The bowl is served extremely cold, which cuts down on the flavors, which is a shame.

Less icy is a smoothie with a name like Revitalize, Charge, Strength, or Refresh. Like most smoothies anywhere, I found these to be dominated by just one flavor. Strawberry wins out when combined with peach, mango, and almond milk, while almond butter and almond milk beat the banana and strawberry in a Vitalize. Other ingredients to mix and match are kale, coconut flakes, spinach, fresh mint, and fresh basil.

If you're visiting Café Succo, you might as well take advantage of the cold presser. It is a fearsome-looking hunk of metal gears and plates that squeezes the fruits or vegetables mightily till they give up their goodness. We tried a 20-ounce bottle of Uplift for $11 — carrots, red apple, ginger, and lemon — and found to our delight that you could taste each ingredient distinctly. To my mind this is the Holy Grail of recipe construction: to produce a dish where each element holds its own.

Ray says some customers order their cold-pressed juices by the case, the most popular being Reboot with green apple, kale, celery, pineapple, lemon, and ginger.

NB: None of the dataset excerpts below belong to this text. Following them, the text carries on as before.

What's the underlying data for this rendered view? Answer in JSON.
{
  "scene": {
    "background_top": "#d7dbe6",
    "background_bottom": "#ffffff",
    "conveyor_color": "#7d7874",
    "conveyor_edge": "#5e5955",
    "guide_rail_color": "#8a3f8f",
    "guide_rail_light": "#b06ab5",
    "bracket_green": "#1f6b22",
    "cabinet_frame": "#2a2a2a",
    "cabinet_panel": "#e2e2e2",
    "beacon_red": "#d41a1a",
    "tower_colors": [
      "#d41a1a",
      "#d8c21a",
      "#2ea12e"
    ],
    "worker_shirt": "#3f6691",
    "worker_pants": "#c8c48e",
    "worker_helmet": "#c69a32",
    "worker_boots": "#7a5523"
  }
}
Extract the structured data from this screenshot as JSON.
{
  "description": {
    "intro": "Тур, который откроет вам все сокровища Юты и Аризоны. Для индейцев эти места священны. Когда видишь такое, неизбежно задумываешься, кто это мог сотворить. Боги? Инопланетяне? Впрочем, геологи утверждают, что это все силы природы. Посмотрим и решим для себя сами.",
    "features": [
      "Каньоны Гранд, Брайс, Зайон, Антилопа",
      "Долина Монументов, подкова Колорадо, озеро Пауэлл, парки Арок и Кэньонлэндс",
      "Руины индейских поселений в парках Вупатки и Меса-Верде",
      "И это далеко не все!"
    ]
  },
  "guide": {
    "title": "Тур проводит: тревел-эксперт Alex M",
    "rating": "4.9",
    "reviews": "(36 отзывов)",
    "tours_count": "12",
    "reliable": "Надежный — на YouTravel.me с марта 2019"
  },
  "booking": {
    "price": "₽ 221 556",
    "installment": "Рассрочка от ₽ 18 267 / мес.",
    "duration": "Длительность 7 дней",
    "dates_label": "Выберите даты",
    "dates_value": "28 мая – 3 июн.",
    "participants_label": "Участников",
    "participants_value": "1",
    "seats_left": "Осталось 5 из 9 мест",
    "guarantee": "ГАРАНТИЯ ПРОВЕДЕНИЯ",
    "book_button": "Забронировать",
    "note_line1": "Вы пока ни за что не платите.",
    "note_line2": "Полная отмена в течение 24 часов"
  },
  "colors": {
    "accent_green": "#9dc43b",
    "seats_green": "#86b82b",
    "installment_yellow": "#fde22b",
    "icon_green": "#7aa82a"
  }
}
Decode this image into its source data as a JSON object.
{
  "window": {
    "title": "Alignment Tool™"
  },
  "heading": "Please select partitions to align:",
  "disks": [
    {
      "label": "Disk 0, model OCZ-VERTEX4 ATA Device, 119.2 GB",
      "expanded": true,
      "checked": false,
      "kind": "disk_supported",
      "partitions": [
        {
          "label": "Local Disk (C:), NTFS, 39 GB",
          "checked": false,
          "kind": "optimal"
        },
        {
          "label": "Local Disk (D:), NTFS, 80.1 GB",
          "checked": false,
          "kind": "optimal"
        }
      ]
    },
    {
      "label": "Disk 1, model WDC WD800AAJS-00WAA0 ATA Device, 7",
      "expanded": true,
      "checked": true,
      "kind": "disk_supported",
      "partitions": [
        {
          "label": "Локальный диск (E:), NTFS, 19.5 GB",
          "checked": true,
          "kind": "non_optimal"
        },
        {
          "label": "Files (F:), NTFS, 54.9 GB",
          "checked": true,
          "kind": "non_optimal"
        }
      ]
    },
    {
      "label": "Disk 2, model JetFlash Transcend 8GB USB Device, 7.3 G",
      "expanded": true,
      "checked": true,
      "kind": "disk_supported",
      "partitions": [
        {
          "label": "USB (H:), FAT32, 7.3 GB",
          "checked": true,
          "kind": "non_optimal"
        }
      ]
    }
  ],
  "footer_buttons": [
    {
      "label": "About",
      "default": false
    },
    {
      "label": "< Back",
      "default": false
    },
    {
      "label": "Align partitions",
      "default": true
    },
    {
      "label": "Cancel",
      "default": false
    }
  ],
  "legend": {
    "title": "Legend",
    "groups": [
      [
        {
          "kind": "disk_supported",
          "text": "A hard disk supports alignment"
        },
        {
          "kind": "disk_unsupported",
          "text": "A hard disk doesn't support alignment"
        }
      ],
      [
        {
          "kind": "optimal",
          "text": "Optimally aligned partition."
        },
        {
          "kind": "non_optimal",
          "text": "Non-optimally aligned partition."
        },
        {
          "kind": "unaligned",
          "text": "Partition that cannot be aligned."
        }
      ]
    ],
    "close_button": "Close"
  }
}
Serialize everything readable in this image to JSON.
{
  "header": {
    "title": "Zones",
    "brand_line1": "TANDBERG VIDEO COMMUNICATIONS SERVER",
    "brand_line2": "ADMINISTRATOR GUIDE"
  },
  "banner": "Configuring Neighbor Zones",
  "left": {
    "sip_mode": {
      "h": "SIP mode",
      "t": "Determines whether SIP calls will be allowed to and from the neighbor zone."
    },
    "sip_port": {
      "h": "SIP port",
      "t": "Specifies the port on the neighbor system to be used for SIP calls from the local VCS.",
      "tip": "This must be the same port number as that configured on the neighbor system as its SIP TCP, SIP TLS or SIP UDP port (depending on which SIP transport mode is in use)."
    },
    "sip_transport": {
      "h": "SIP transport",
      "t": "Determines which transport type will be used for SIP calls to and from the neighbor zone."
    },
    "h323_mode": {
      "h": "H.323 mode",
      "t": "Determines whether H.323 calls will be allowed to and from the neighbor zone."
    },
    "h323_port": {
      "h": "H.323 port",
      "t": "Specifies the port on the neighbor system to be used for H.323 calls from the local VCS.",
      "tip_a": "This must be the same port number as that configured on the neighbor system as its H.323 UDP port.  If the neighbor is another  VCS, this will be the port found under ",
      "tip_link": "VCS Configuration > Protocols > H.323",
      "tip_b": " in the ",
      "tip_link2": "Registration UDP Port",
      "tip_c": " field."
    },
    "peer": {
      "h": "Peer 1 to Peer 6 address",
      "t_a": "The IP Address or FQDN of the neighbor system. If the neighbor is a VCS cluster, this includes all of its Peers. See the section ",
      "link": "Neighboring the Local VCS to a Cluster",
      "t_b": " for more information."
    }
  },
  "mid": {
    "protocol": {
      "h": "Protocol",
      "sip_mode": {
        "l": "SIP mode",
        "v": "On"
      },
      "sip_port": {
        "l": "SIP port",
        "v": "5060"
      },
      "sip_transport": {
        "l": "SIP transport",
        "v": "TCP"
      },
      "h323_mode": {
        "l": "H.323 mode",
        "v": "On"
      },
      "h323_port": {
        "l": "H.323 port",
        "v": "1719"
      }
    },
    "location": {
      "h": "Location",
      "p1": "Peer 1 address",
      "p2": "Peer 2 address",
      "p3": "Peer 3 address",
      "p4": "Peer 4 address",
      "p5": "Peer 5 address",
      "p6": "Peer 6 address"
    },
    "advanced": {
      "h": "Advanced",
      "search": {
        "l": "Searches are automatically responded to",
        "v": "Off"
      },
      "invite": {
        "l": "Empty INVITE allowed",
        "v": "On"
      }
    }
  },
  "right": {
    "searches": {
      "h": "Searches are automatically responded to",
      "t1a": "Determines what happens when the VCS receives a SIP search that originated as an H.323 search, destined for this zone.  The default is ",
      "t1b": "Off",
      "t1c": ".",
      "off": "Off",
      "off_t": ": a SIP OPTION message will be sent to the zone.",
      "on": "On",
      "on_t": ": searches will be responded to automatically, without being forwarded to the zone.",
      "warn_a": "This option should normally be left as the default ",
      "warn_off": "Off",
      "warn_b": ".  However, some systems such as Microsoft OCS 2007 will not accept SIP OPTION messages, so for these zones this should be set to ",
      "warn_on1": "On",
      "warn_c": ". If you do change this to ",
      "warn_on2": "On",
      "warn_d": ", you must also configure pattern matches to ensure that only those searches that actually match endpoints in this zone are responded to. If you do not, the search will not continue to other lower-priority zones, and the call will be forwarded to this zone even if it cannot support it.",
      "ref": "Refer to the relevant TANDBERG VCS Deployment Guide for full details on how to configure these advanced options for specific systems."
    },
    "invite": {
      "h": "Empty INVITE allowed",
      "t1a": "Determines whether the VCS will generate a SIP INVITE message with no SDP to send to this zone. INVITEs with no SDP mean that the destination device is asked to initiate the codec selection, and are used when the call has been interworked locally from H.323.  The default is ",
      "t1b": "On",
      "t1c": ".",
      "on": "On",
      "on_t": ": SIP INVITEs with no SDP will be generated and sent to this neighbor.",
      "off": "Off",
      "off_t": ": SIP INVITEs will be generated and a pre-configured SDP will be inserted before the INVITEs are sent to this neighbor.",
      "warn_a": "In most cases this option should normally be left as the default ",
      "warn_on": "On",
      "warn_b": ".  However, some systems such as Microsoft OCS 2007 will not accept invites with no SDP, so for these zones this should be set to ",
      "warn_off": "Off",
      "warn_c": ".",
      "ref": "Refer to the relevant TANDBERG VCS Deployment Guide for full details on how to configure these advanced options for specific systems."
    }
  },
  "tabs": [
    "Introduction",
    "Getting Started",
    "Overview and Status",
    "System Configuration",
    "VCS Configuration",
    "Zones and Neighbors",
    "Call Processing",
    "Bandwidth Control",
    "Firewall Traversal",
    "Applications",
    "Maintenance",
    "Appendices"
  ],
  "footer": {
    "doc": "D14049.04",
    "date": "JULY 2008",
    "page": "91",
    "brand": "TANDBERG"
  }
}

Not yet being in a cleansing frame of mind, I ordered sandwiches at each shop. The English muffin-based ones in Royal Oak resembled a McDonald's offering, with a square of orange cheese and a soft, uncrisp muffin. The wraps in Birmingham were far better, though my vegetarian friend grumbled that only one of the four wraps on the chalkboard was vegetarian. They come with a side of fresh berries or hummus with cucumber slices — so much healthier than pita.

A grilled portobello mushroom wrap arrived with the mushroom ungrilled, but was graciously re-cooked on request. I liked my simple turkey-avocado-spinach very much; it had plenty of meat. (By the way, if your wrap has been cut in half, don't eat it without appreciating the beauty of the cross-section, which will look like a carefully constructed mosaic.)

We had a decent, if mild, tortilla soup at the Royal Oak store, with shredded chicken, corn, and red beans. The restaurant is in a corner of the larger Detroit Taco Co., and there is sometimes an aroma of refried beans to remind the diner.

Under no circumstances should you order the cocoa in Royal Oak, which claims to be Ghirardelli but tastes only weakly of tea or perhaps a nut, not chocolate. The counter guy said the flavor was because they don't use milk, but I've had cocoa made with water in Mexico, and it tastes like chocolate.

But you should study a poster there of our beloved Spirit of Detroit statue, which has been reimagined as made of vegetables and fruits. The train station, the Uniroyal tire, and Joe Louis' fist are in the background. The orb is a grapefruit.